Jane Puckey. Photo: Chris Cope/Shetland News

The pair also stressed the importance of having the Snolda ready to “pick up the slack” if the electric boat encounters any problems.

“Ideally they two should run alongside each other for the duration of the trial,” they said.

The image of a prototype vessel which was released by Coastal Workboats last week has also given residents some concern.

They suggest the design mooted in the prototype would be too small in terms of capacity and would not be able to carry the present level of traffic, whilst it appears to lack lifting gear.

The pair also raised the shallow draft of the prototype boat, pondering if it would restrict sailings due to weather conditions on the route.

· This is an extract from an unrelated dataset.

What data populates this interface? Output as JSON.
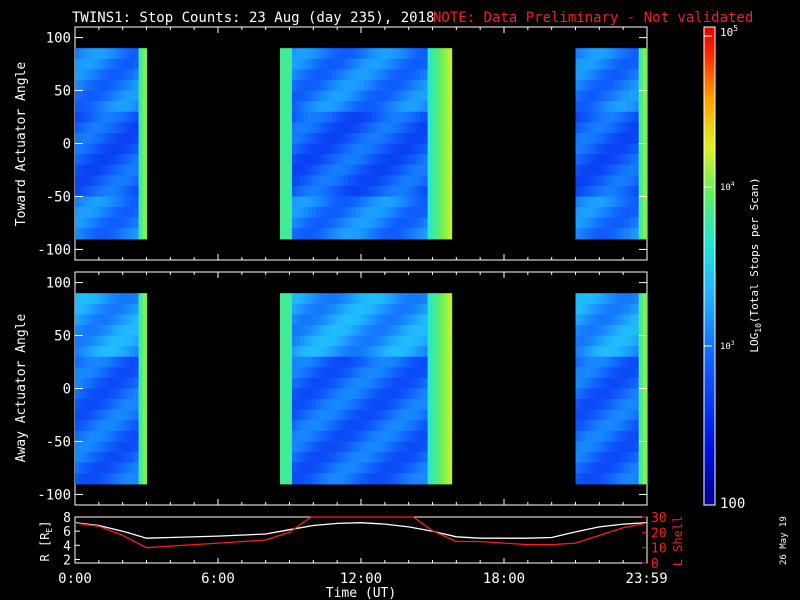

Meanwhile Puckey and Holt are also seeking assurance that the council will not “outsource our present trustworthy and highly efficient council run ferry service to a private company or to run the service in conjunction with the Foula service”.

The government funding for the project came from the Clean Maritime Demonstration Competition.

The estimated total cost of the project sits at around £9 million.

Evolving marine technology is of interest locally considering around half of Shetland Islands Council’s emissions come from the diesel-powered inter-island ferry fleet.

Fixed links have been talked up as a more environmentally solution in the long-term, but these would not be suitable for routes to more remote islands like Papa Stour.